- Video report by ITV News Correspondent Dan Rivers
Millions of people have taken to the streets all over the world in what was the largest climate protest in history.
From Australia to Europe and on to America, the protesters called on businesses and politicians to cut emissions and act on the climate crisis.
In Britain, children and young people are walked out of schools and lectures, with hundreds of thousands of adults joining them for the first time.
According to organisers, 100,000 people have taken part in a rally in central London, with more than 20,000 thought to have marched in Edinburgh and 10,000 in Brighton as crowds flocked on to the streets around the UK.
In Belfast, the turnout was estimated to between 3,000 and 4,000, with young people taking over the Corn Market area of the city centre and staging a "mass die-in", before marching towards City Hall.
Thousands of protesters, including hundreds of children, many wearing school uniform, gathered in Birmingham's Victoria Square before marching through nearby streets.
- ITV News Science Editor Tom Clarke discusses how these protests will galvanise political action on climate change from world leaders
Some ministers and school leaders spoke out against pupils missing school to take part in the protests, but London Mayor Sadiq Khan, Green Party MP Caroline Lucas and Liberal Democrat leader Jo Swinson were among those backing the walkout for the Youth Strike 4 Climate campaign.
Mayor of London Sadiq Khan said: “It is unbelievable that we should need global strike action for the future of our planet to be taken seriously.
“The stark reality is that our climate is changing rapidly and we are running out of time to address it.
"I hope governments around the world who are failing to take action hear the voices of millions of people, young and old, unified in their call for action to save our planet.

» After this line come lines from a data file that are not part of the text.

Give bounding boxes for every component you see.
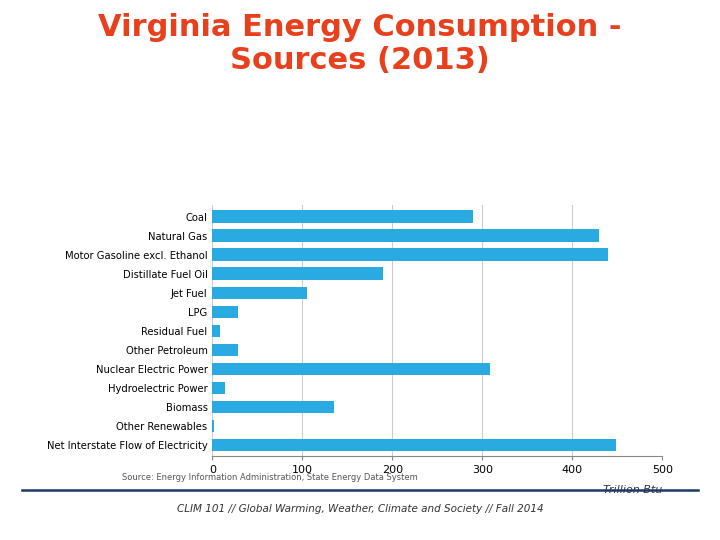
Text: Source: Energy Information Administration, State Energy Data System: Source: Energy Information Administratio…: [122, 472, 418, 482]
Bar: [212, 382, 225, 394]
Bar: [212, 267, 383, 280]
Bar: [212, 248, 608, 261]
Text: Virginia Energy Consumption -
Sources (2013): Virginia Energy Consumption - Sources (2…: [98, 14, 622, 75]
Bar: [212, 343, 238, 356]
Bar: [212, 401, 334, 413]
Bar: [212, 230, 599, 242]
Text: CLIM 101 // Global Warming, Weather, Climate and Society // Fall 2014: CLIM 101 // Global Warming, Weather, Cli…: [176, 504, 544, 514]
Bar: [212, 287, 307, 299]
Bar: [212, 306, 238, 318]
Bar: [212, 211, 474, 223]
Bar: [212, 438, 616, 451]
Bar: [212, 363, 490, 375]
Bar: [212, 325, 220, 337]
Text: Trillion Btu: Trillion Btu: [603, 485, 662, 495]
Bar: [212, 420, 215, 432]
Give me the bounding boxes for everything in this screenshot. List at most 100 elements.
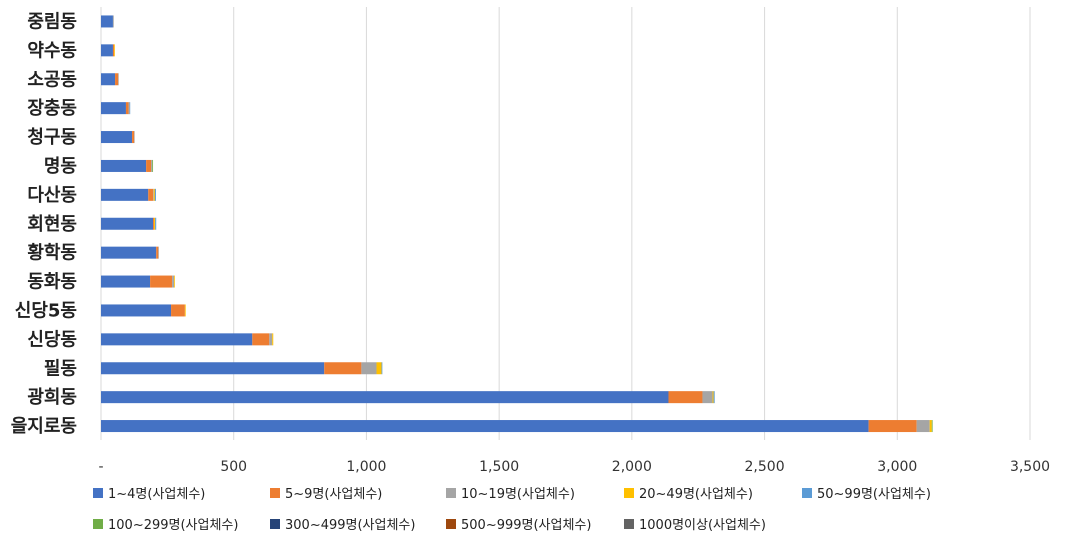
bar-segment [158, 246, 159, 259]
bar-segment [148, 188, 154, 201]
bar-segment [361, 362, 377, 375]
bar-segment [101, 217, 154, 230]
bar-segment [668, 391, 703, 404]
bar-segment [154, 188, 156, 201]
legend-swatch [802, 488, 812, 498]
category-label: 약수동 [27, 39, 77, 61]
legend-swatch [270, 488, 280, 498]
bar-segment [128, 102, 130, 115]
bar-segment [115, 73, 119, 86]
bar-segment [134, 131, 135, 144]
bar-segment [101, 73, 116, 86]
bar-segment [868, 420, 917, 433]
bar-segment [152, 159, 154, 172]
bar-segment [184, 304, 186, 317]
legend-swatch [93, 519, 103, 529]
x-tick-label: 500 [220, 459, 247, 475]
category-label: 신당동 [27, 329, 77, 350]
x-tick-label: - [98, 459, 103, 475]
legend-swatch [624, 488, 634, 498]
bar-segment [101, 246, 157, 259]
bar-segment [101, 362, 325, 375]
bar-segment [376, 362, 382, 375]
bar-segment [929, 420, 932, 433]
bar-segment [101, 275, 151, 288]
category-label: 회현동 [27, 214, 77, 235]
bar-segment [101, 15, 113, 28]
legend-label: 500~999명(사업체수) [461, 518, 591, 533]
bar-segment [112, 15, 114, 28]
bar-segment [101, 420, 869, 433]
x-tick-label: 1,000 [346, 459, 386, 475]
x-tick-label: 1,500 [479, 459, 519, 475]
x-tick-label: 3,000 [877, 459, 917, 475]
category-label: 황학동 [27, 242, 77, 264]
category-label: 청구동 [27, 127, 77, 148]
bar-segment [272, 333, 274, 346]
bar-segment [155, 217, 157, 230]
category-label: 중림동 [27, 11, 77, 32]
bar-segment [916, 420, 930, 433]
legend-label: 20~49명(사업체수) [639, 487, 753, 502]
bar-segment [151, 159, 153, 172]
bar-segment [324, 362, 362, 375]
category-label: 장충동 [27, 98, 77, 119]
category-label: 필동 [44, 358, 77, 379]
bar-segment [173, 275, 175, 288]
bar-segment [146, 159, 152, 172]
legend-swatch [270, 519, 280, 529]
bar-segment [101, 131, 133, 144]
legend-label: 10~19명(사업체수) [461, 487, 575, 502]
category-label: 신당5동 [15, 300, 77, 321]
bar-segment [118, 73, 119, 86]
legend-label: 1~4명(사업체수) [108, 487, 205, 502]
category-label: 다산동 [27, 185, 77, 206]
category-label: 명동 [44, 156, 77, 177]
bar-segment [269, 333, 273, 346]
bar-segment [153, 188, 155, 201]
bar-segment [125, 102, 129, 115]
bar-segment [112, 44, 115, 57]
bar-segment [713, 391, 715, 404]
category-label: 동화동 [27, 272, 77, 293]
bar-segment [150, 275, 173, 288]
bar-segment [129, 102, 131, 115]
bar-segment [381, 362, 383, 375]
bar-segment [156, 246, 159, 259]
category-label: 소공동 [27, 69, 77, 90]
legend-label: 100~299명(사업체수) [108, 518, 238, 533]
bar-segment [101, 159, 147, 172]
legend-swatch [93, 488, 103, 498]
bar-segment [252, 333, 270, 346]
bar-segment [172, 275, 174, 288]
bar-segment [153, 217, 155, 230]
bar-segment [101, 188, 149, 201]
legend-swatch [624, 519, 634, 529]
bar-segment [101, 102, 126, 115]
category-label: 광희동 [27, 387, 77, 408]
bar-segment [171, 304, 185, 317]
x-tick-label: 2,000 [612, 459, 652, 475]
legend-swatch [446, 488, 456, 498]
bar-segment [712, 391, 714, 404]
bar-segment [114, 44, 115, 57]
bar-segment [153, 188, 154, 201]
bar-segment [132, 131, 135, 144]
legend-label: 5~9명(사업체수) [285, 487, 382, 502]
x-tick-label: 3,500 [1010, 459, 1050, 475]
legend-label: 50~99명(사업체수) [817, 487, 931, 502]
legend-label: 1000명이상(사업체수) [639, 518, 766, 533]
bar-segment [101, 44, 113, 57]
bar-segment [702, 391, 713, 404]
bar-segment [931, 420, 933, 433]
bar-segment [101, 333, 253, 346]
category-label: 을지로동 [11, 416, 77, 437]
x-tick-label: 2,500 [745, 459, 785, 475]
legend-swatch [446, 519, 456, 529]
bar-segment [154, 217, 156, 230]
bar-segment [101, 304, 172, 317]
bar-segment [101, 391, 669, 404]
legend-label: 300~499명(사업체수) [285, 518, 415, 533]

Our future depends on it."
Labour leader Jeremy Corbyn addressed a rally of climate strikers outside Parliament on Friday, while other events were being held up and down the country.
He said: "We all suffer as that carbon sink is destroyed, destroyed in order for somebody to make a short term profit.
"We are destroying species we don't even know of their existence yet and so all of us should put all of our demands on our placards."
While the protests were mainly peaceful, Met police made seven arrests for public order offences for breaching conditions set on the protest - in that protesters must gather in a specific place in Westminster.
One man was arrested under the Explosives Act for releasing a flare on Lambeth Bridge.
The first of Friday's protests kicked off in Australia, where an estimated 300,000 people gathered at more than 100 rallies calling for action to guard against climate change.
Demonstrations were also held across Europe, Asia, Africa and the US.
The protests are part of a snowballing movement sparked by teenage activist Greta Thunberg’s school strikes outside the Swedish parliament.
These monumental protests come ahead of a climate action summit in New York convened by UN secretary general Antonio Guterres, urging countries to up their climate efforts.
Much steeper measures are needed across the globe to prevent temperature rises of more than 1.5C or 2C to avoid the worst impacts of climate change.
As if to underline the urgency of the issues, the mercury is set to hit 26C this weekend - 8C above average for the time of year.
Children across the UK have missed lessons for what they say is the most important lesson of all, to tackle climate change. and to save a future they might not have if the planet continues down the current path.
- Aerial footage of the climate strike in Brighton
The UK Student Climate Network (UKSCN) said more than 200 events took place across the UK, with adults being encouraged to join the youngsters with the strikes for the first time.
UKSCN is calling on politicians to bring in a “Green New Deal” to cut the UK’s emissions to zero and improve lives, changes to education to equip youngsters to deal with the climate crisis and votes at 16 to give them a voice.
Among the many trade unions who threw their weight behind the strikes are the TUC Congress, the University and College Union and Unite, while environmental campaigners, aid agencies and faith groups joined the protests.
Some companies were actively helping staff take part by closing stores and offices, including Patagonia and Ben & Jerry's, whose sign on its central London shop on Wardour Street read: "Gone striking. Because ya know, theplanet."
The Co-operative Bank has also teamed up with Unite to support its workforce to take part in the climate strikes around the country.
Muna Suleiman, Friends of the Earth campaigner, said most people wanted to fix the climate crisis but politicians needed to act.
She said: "Right when we need our leaders to step up, they continue to let us down."
Ms Suleiman added: "From filling the skies with more planes, to backing fracking in the UK and funding oil and gas projects abroad.
"That’s why we’re standing shoulder to shoulder with young people to call on our politicians to deliver emergency climate action now."